I got chatting to my dentist at the time (Phil Dibden) who suggested that dentistry might be a career that I could consider. He also described the enjoyable social experiences he had as a student and I’m thankful to him for that. He also encouraged me to seek accommodation in Glasgow rather than travel every day and this was also sound advice.
I was also fortunate that I was studying the relevant entrance subjects at school and at that time the required entry qualifications, was four Bs. These days one needs five As.
What do you like most about it?
The ability with patient consent to undertake clinical treatment, helping to alleviate their anxieties and discomfort.
I enjoy the challenges that dentistry throws at you. Not only clinically but also with the ever-changing requirements and guidance. None more so than now as we are trying to overcome the current difficulties working through the COVID-19 pandemic. This has reinforced the need to have a strong team alongside you.
It is also rewarding trying to give patients ownership so that they can work towards preventing disease. This is not easy at the best of times.

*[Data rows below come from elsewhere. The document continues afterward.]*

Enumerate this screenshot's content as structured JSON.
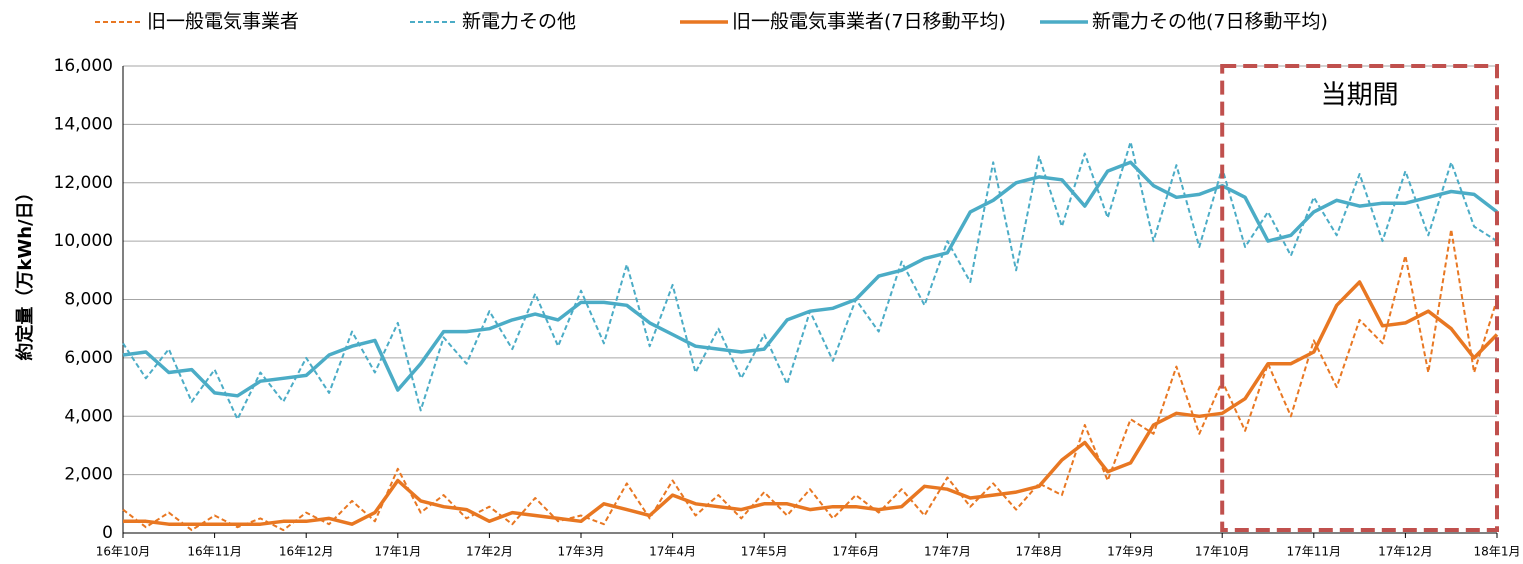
{
  "chart_data": {
    "type": "line",
    "y_label": "約定量（万kWh/日）",
    "xlim": [
      0,
      15
    ],
    "xticks": [
      {
        "value": 0,
        "label": "16年10月"
      },
      {
        "value": 1,
        "label": "16年11月"
      },
      {
        "value": 2,
        "label": "16年12月"
      },
      {
        "value": 3,
        "label": "17年1月"
      },
      {
        "value": 4,
        "label": "17年2月"
      },
      {
        "value": 5,
        "label": "17年3月"
      },
      {
        "value": 6,
        "label": "17年4月"
      },
      {
        "value": 7,
        "label": "17年5月"
      },
      {
        "value": 8,
        "label": "17年6月"
      },
      {
        "value": 9,
        "label": "17年7月"
      },
      {
        "value": 10,
        "label": "17年8月"
      },
      {
        "value": 11,
        "label": "17年9月"
      },
      {
        "value": 12,
        "label": "17年10月"
      },
      {
        "value": 13,
        "label": "17年11月"
      },
      {
        "value": 14,
        "label": "17年12月"
      },
      {
        "value": 15,
        "label": "18年1月"
      }
    ],
    "ylim": [
      0,
      16000
    ],
    "yticks": [
      {
        "value": 0,
        "label": "0"
      },
      {
        "value": 2000,
        "label": "2,000"
      },
      {
        "value": 4000,
        "label": "4,000"
      },
      {
        "value": 6000,
        "label": "6,000"
      },
      {
        "value": 8000,
        "label": "8,000"
      },
      {
        "value": 10000,
        "label": "10,000"
      },
      {
        "value": 12000,
        "label": "12,000"
      },
      {
        "value": 14000,
        "label": "14,000"
      },
      {
        "value": 16000,
        "label": "16,000"
      }
    ],
    "grid": true,
    "legend": "top",
    "highlight": {
      "text": "当期間",
      "xstart": 12,
      "xend": 15,
      "color": "#c0504d"
    },
    "x": [
      0,
      0.25,
      0.5,
      0.75,
      1,
      1.25,
      1.5,
      1.75,
      2,
      2.25,
      2.5,
      2.75,
      3,
      3.25,
      3.5,
      3.75,
      4,
      4.25,
      4.5,
      4.75,
      5,
      5.25,
      5.5,
      5.75,
      6,
      6.25,
      6.5,
      6.75,
      7,
      7.25,
      7.5,
      7.75,
      8,
      8.25,
      8.5,
      8.75,
      9,
      9.25,
      9.5,
      9.75,
      10,
      10.25,
      10.5,
      10.75,
      11,
      11.25,
      11.5,
      11.75,
      12,
      12.25,
      12.5,
      12.75,
      13,
      13.25,
      13.5,
      13.75,
      14,
      14.25,
      14.5,
      14.75,
      15
    ],
    "series": [
      {
        "name": "旧一般電気事業者",
        "color": "#e87722",
        "dashed": true,
        "width": 2,
        "values": [
          800,
          200,
          700,
          100,
          600,
          200,
          500,
          100,
          700,
          300,
          1100,
          400,
          2200,
          700,
          1300,
          500,
          900,
          300,
          1200,
          400,
          600,
          300,
          1700,
          500,
          1800,
          600,
          1300,
          500,
          1400,
          600,
          1500,
          500,
          1300,
          700,
          1500,
          600,
          1900,
          900,
          1700,
          800,
          1700,
          1300,
          3700,
          1800,
          3900,
          3400,
          5700,
          3400,
          5200,
          3500,
          5800,
          4000,
          6600,
          5000,
          7300,
          6500,
          9500,
          5500,
          10400,
          5500,
          8000
        ]
      },
      {
        "name": "新電力その他",
        "color": "#4bacc6",
        "dashed": true,
        "width": 2,
        "values": [
          6500,
          5300,
          6300,
          4500,
          5600,
          3900,
          5500,
          4500,
          6000,
          4800,
          6900,
          5500,
          7200,
          4200,
          6700,
          5800,
          7600,
          6300,
          8200,
          6400,
          8300,
          6500,
          9200,
          6400,
          8500,
          5500,
          7000,
          5300,
          6800,
          5100,
          7600,
          5900,
          8000,
          6900,
          9300,
          7800,
          10000,
          8600,
          12700,
          9000,
          12900,
          10500,
          13000,
          10800,
          13400,
          10000,
          12600,
          9800,
          12500,
          9800,
          11000,
          9500,
          11500,
          10200,
          12300,
          10000,
          12400,
          10200,
          12700,
          10500,
          10000
        ]
      },
      {
        "name": "旧一般電気事業者(7日移動平均)",
        "color": "#e87722",
        "dashed": false,
        "width": 3.5,
        "values": [
          400,
          400,
          300,
          300,
          300,
          300,
          300,
          400,
          400,
          500,
          300,
          700,
          1800,
          1100,
          900,
          800,
          400,
          700,
          600,
          500,
          400,
          1000,
          800,
          600,
          1300,
          1000,
          900,
          800,
          1000,
          1000,
          800,
          900,
          900,
          800,
          900,
          1600,
          1500,
          1200,
          1300,
          1400,
          1600,
          2500,
          3100,
          2100,
          2400,
          3700,
          4100,
          4000,
          4100,
          4600,
          5800,
          5800,
          6200,
          7800,
          8600,
          7100,
          7200,
          7600,
          7000,
          6000,
          6800
        ]
      },
      {
        "name": "新電力その他(7日移動平均)",
        "color": "#4bacc6",
        "dashed": false,
        "width": 3.5,
        "values": [
          6100,
          6200,
          5500,
          5600,
          4800,
          4700,
          5200,
          5300,
          5400,
          6100,
          6400,
          6600,
          4900,
          5800,
          6900,
          6900,
          7000,
          7300,
          7500,
          7300,
          7900,
          7900,
          7800,
          7200,
          6800,
          6400,
          6300,
          6200,
          6300,
          7300,
          7600,
          7700,
          8000,
          8800,
          9000,
          9400,
          9600,
          11000,
          11400,
          12000,
          12200,
          12100,
          11200,
          12400,
          12700,
          11900,
          11500,
          11600,
          11900,
          11500,
          10000,
          10200,
          11000,
          11400,
          11200,
          11300,
          11300,
          11500,
          11700,
          11600,
          11000
        ]
      }
    ]
  }
}
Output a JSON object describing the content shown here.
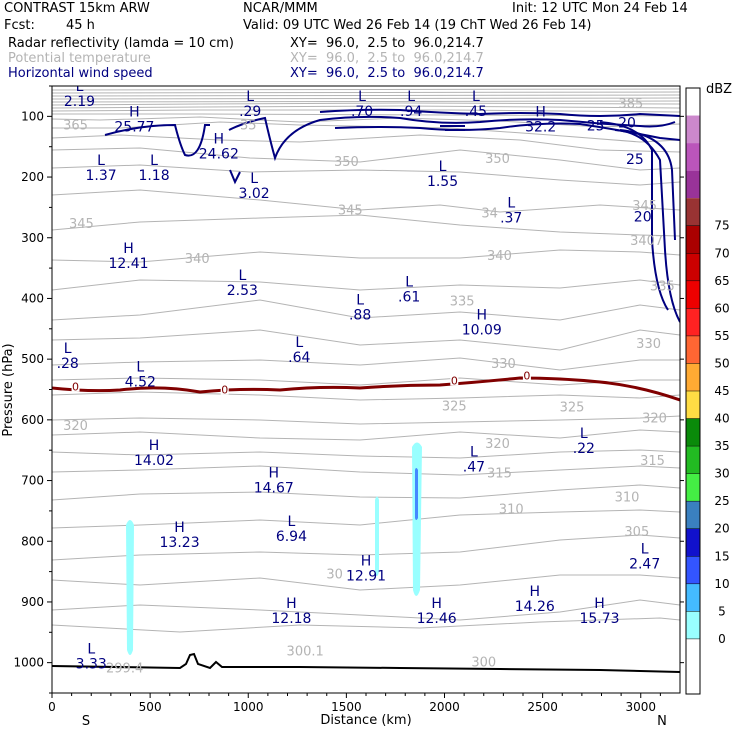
{
  "header": {
    "model": "CONTRAST 15km ARW",
    "org": "NCAR/MMM",
    "init": "Init: 12 UTC Mon 24 Feb 14",
    "fcst_label": "Fcst:",
    "fcst_value": "45 h",
    "valid": "Valid: 09 UTC Wed 26 Feb 14 (19 ChT Wed 26 Feb 14)",
    "fields": [
      {
        "name": "Radar reflectivity (lamda = 10 cm)",
        "xy": "XY=  96.0,  2.5 to  96.0,214.7"
      },
      {
        "name": "Potential temperature",
        "xy": "XY=  96.0,  2.5 to  96.0,214.7"
      },
      {
        "name": "Horizontal wind speed",
        "xy": "XY=  96.0,  2.5 to  96.0,214.7"
      }
    ]
  },
  "colors": {
    "wind": "#000080",
    "theta": "#b4b4b4",
    "zero_line": "#800000",
    "terrain": "#000000"
  },
  "chart_data": {
    "type": "cross-section",
    "xlabel": "Distance (km)",
    "ylabel": "Pressure (hPa)",
    "xlim": [
      0,
      3200
    ],
    "ylim": [
      1050,
      50
    ],
    "x_ticks": [
      0,
      500,
      1000,
      1500,
      2000,
      2500,
      3000
    ],
    "y_ticks": [
      100,
      200,
      300,
      400,
      500,
      600,
      700,
      800,
      900,
      1000
    ],
    "end_labels": {
      "left": "S",
      "right": "N"
    },
    "colorbar": {
      "unit": "dBZ",
      "levels": [
        0,
        5,
        10,
        15,
        20,
        25,
        30,
        35,
        40,
        45,
        50,
        55,
        60,
        65,
        70,
        75
      ],
      "colors": [
        "#ffffff",
        "#ffffff",
        "#99ffff",
        "#44bbff",
        "#3355ff",
        "#1111cc",
        "#3a80c0",
        "#44ee44",
        "#22bb22",
        "#0a8a0a",
        "#ffdd44",
        "#ffaa33",
        "#ff6633",
        "#ff2222",
        "#ee0000",
        "#cc0000",
        "#aa0000",
        "#993333",
        "#993399",
        "#bb55bb",
        "#cc88cc",
        "#ffffff"
      ]
    },
    "theta_labels": [
      {
        "text": "385",
        "x": 2950,
        "p": 80
      },
      {
        "text": "365",
        "x": 120,
        "p": 115
      },
      {
        "text": "35",
        "x": 1000,
        "p": 115
      },
      {
        "text": "350",
        "x": 1500,
        "p": 175
      },
      {
        "text": "350",
        "x": 2270,
        "p": 170
      },
      {
        "text": "345",
        "x": 1520,
        "p": 255
      },
      {
        "text": "345",
        "x": 150,
        "p": 277
      },
      {
        "text": "34",
        "x": 2230,
        "p": 260
      },
      {
        "text": "345",
        "x": 3020,
        "p": 248
      },
      {
        "text": "340",
        "x": 740,
        "p": 335
      },
      {
        "text": "340",
        "x": 2280,
        "p": 330
      },
      {
        "text": "3407",
        "x": 3030,
        "p": 305
      },
      {
        "text": "335",
        "x": 2090,
        "p": 405
      },
      {
        "text": "335",
        "x": 3110,
        "p": 380
      },
      {
        "text": "330",
        "x": 2300,
        "p": 508
      },
      {
        "text": "330",
        "x": 3040,
        "p": 475
      },
      {
        "text": "325",
        "x": 2050,
        "p": 578
      },
      {
        "text": "325",
        "x": 2650,
        "p": 580
      },
      {
        "text": "320",
        "x": 120,
        "p": 610
      },
      {
        "text": "320",
        "x": 2270,
        "p": 640
      },
      {
        "text": "320",
        "x": 3070,
        "p": 598
      },
      {
        "text": "315",
        "x": 2280,
        "p": 688
      },
      {
        "text": "315",
        "x": 3060,
        "p": 668
      },
      {
        "text": "310",
        "x": 2340,
        "p": 748
      },
      {
        "text": "310",
        "x": 2930,
        "p": 728
      },
      {
        "text": "305",
        "x": 2980,
        "p": 785
      },
      {
        "text": "30",
        "x": 1440,
        "p": 855
      },
      {
        "text": "299.4",
        "x": 370,
        "p": 1010
      },
      {
        "text": "300.1",
        "x": 1290,
        "p": 982
      },
      {
        "text": "300",
        "x": 2200,
        "p": 1000
      }
    ],
    "wind_labels": [
      {
        "text": "25",
        "x": 2770,
        "p": 115
      },
      {
        "text": "20",
        "x": 2930,
        "p": 110
      },
      {
        "text": "25",
        "x": 2970,
        "p": 170
      },
      {
        "text": "20",
        "x": 3010,
        "p": 265
      }
    ],
    "zero_isotherm_labels": [
      {
        "text": "0",
        "x": 120,
        "p": 545
      },
      {
        "text": "0",
        "x": 880,
        "p": 550
      },
      {
        "text": "0",
        "x": 2050,
        "p": 535
      },
      {
        "text": "0",
        "x": 2420,
        "p": 527
      }
    ],
    "extrema": [
      {
        "type": "L",
        "value": "2.19",
        "x": 140,
        "p": 58
      },
      {
        "type": "L",
        "value": ".29",
        "x": 1010,
        "p": 75
      },
      {
        "type": "L",
        "value": ".70",
        "x": 1580,
        "p": 75
      },
      {
        "type": "L",
        "value": ".94",
        "x": 1830,
        "p": 75
      },
      {
        "type": "L",
        "value": ".45",
        "x": 2160,
        "p": 75
      },
      {
        "type": "H",
        "value": "25.77",
        "x": 420,
        "p": 100
      },
      {
        "type": "H",
        "value": "24.62",
        "x": 850,
        "p": 145
      },
      {
        "type": "H",
        "value": "32.2",
        "x": 2490,
        "p": 100
      },
      {
        "type": "L",
        "value": "1.37",
        "x": 250,
        "p": 180
      },
      {
        "type": "L",
        "value": "1.18",
        "x": 520,
        "p": 180
      },
      {
        "type": "L",
        "value": "3.02",
        "x": 1030,
        "p": 210
      },
      {
        "type": "L",
        "value": "1.55",
        "x": 1990,
        "p": 190
      },
      {
        "type": "L",
        "value": ".37",
        "x": 2340,
        "p": 250
      },
      {
        "type": "H",
        "value": "12.41",
        "x": 390,
        "p": 325
      },
      {
        "type": "L",
        "value": "2.53",
        "x": 970,
        "p": 370
      },
      {
        "type": "L",
        "value": ".88",
        "x": 1570,
        "p": 410
      },
      {
        "type": "L",
        "value": ".61",
        "x": 1820,
        "p": 380
      },
      {
        "type": "H",
        "value": "10.09",
        "x": 2190,
        "p": 435
      },
      {
        "type": "L",
        "value": ".28",
        "x": 80,
        "p": 490
      },
      {
        "type": "L",
        "value": ".64",
        "x": 1260,
        "p": 480
      },
      {
        "type": "L",
        "value": "4.52",
        "x": 450,
        "p": 520
      },
      {
        "type": "L",
        "value": ".22",
        "x": 2710,
        "p": 630
      },
      {
        "type": "H",
        "value": "14.02",
        "x": 520,
        "p": 650
      },
      {
        "type": "L",
        "value": ".47",
        "x": 2150,
        "p": 660
      },
      {
        "type": "H",
        "value": "14.67",
        "x": 1130,
        "p": 695
      },
      {
        "type": "L",
        "value": "6.94",
        "x": 1220,
        "p": 775
      },
      {
        "type": "H",
        "value": "13.23",
        "x": 650,
        "p": 785
      },
      {
        "type": "L",
        "value": "2.47",
        "x": 3020,
        "p": 820
      },
      {
        "type": "H",
        "value": "12.91",
        "x": 1600,
        "p": 840
      },
      {
        "type": "H",
        "value": "14.26",
        "x": 2460,
        "p": 890
      },
      {
        "type": "H",
        "value": "12.18",
        "x": 1220,
        "p": 910
      },
      {
        "type": "H",
        "value": "12.46",
        "x": 1960,
        "p": 910
      },
      {
        "type": "H",
        "value": "15.73",
        "x": 2790,
        "p": 910
      },
      {
        "type": "L",
        "value": "3.33",
        "x": 200,
        "p": 985
      }
    ]
  }
}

I also enjoy working as a team to achieve these ends with my dental nurses, Danni, Tricia, Caroline, Nicole and Carla, hygienist, Marie and associate colleague Anna.
I have enjoyed the many years of mentoring a new graduate in their first steps from university on their professional career path. It has been great keeping in touch with my previous VDPs and watching their development over the years.
Nice to know that the future care of patients is in safe hands with them.
How do you see the future of dentistry in Scotland evolving?
I think that dentistry will change out of necessity. Not only from a political stand point but also from the change in disease patterns.
The current pandemic has forced the hand in terms of work patterns. However, my concern in the short term is the fallout from lockdown. With unmet dental care, a reduction in the number of patients who can be seen on a daily basis and the financial impact this will have on businesses.
Going forward, I am confident that dentistry will recover. And I hope that at some point the respect that the profession was held up to by the public when I was a new graduate, returns.
However, there are many dentists out there who are better placed to map out the future. But I would encourage as always, the younger members of the profession (I am not one of them) to speak out and get involved in any discussions. It is your opportunity to influence your future profession.
Have you had any unusual experiences in dentistry?
Once when undertaking a domiciliary visit as an associate in Edinburgh, I was asked if I could fill in a couple of small wall defects for a patient after she had removed some picture hooks.
This lovely elderly lady suggested that I use the filling material I had just used to repair her fractured cusp.
I duly obliged using the last of the glass ionomer material I had in the bottle.
I am happy to report that when I returned the following week she had smoothed the material with her fingernail emery board, and I re-hung the photographs. Her temporary GI filing was still there too.
How do you unwind outside of dentistry?
Spending time with my wife and enjoy swimming, cycling and running.
Where’s your favourite holiday destination?
Anywhere in Italy.
What’s your favourite film?
Das Boot, followed by Cinema Paradiso.
What’s your favourite meal?
Anything Italian. As for a snack, I can’t ever pass on a bag of chips.
What’s your favourite book?
The Grapes of Wrath by John Steinbeck. Thanks go to my fourth-year English teacher, Mr Harry Duddy who introduced the class to this author.
What’s your favourite sport?
What do you prefer – Twitter, Facebook or Instagram?
Facebook, Twitter then Instagram. I think these social media platforms all play an important role in modern day communications.
What was the last picture you took with your phone?
The gas meter reading so that I could update my online gas account.
What kind of music do you listen to?
A variety of Indie music. I was a fan of ABBA before you were allowed to like them.
Sum yourself up in one word?
Anything else you’d like to add?
Having graduated 37 years ago, this interview has been helpful in allowing me to reflect on my professional career and how dentistry has evolved for me over the years.
I believe that my love of the profession has been down to working with great teams, choosing where I wanted to work and also mixing my GDP duties with dental postgraduate education.
In addition, having outside interests has helped along the way. I have had a privileged life to date but worked at achieving most of it.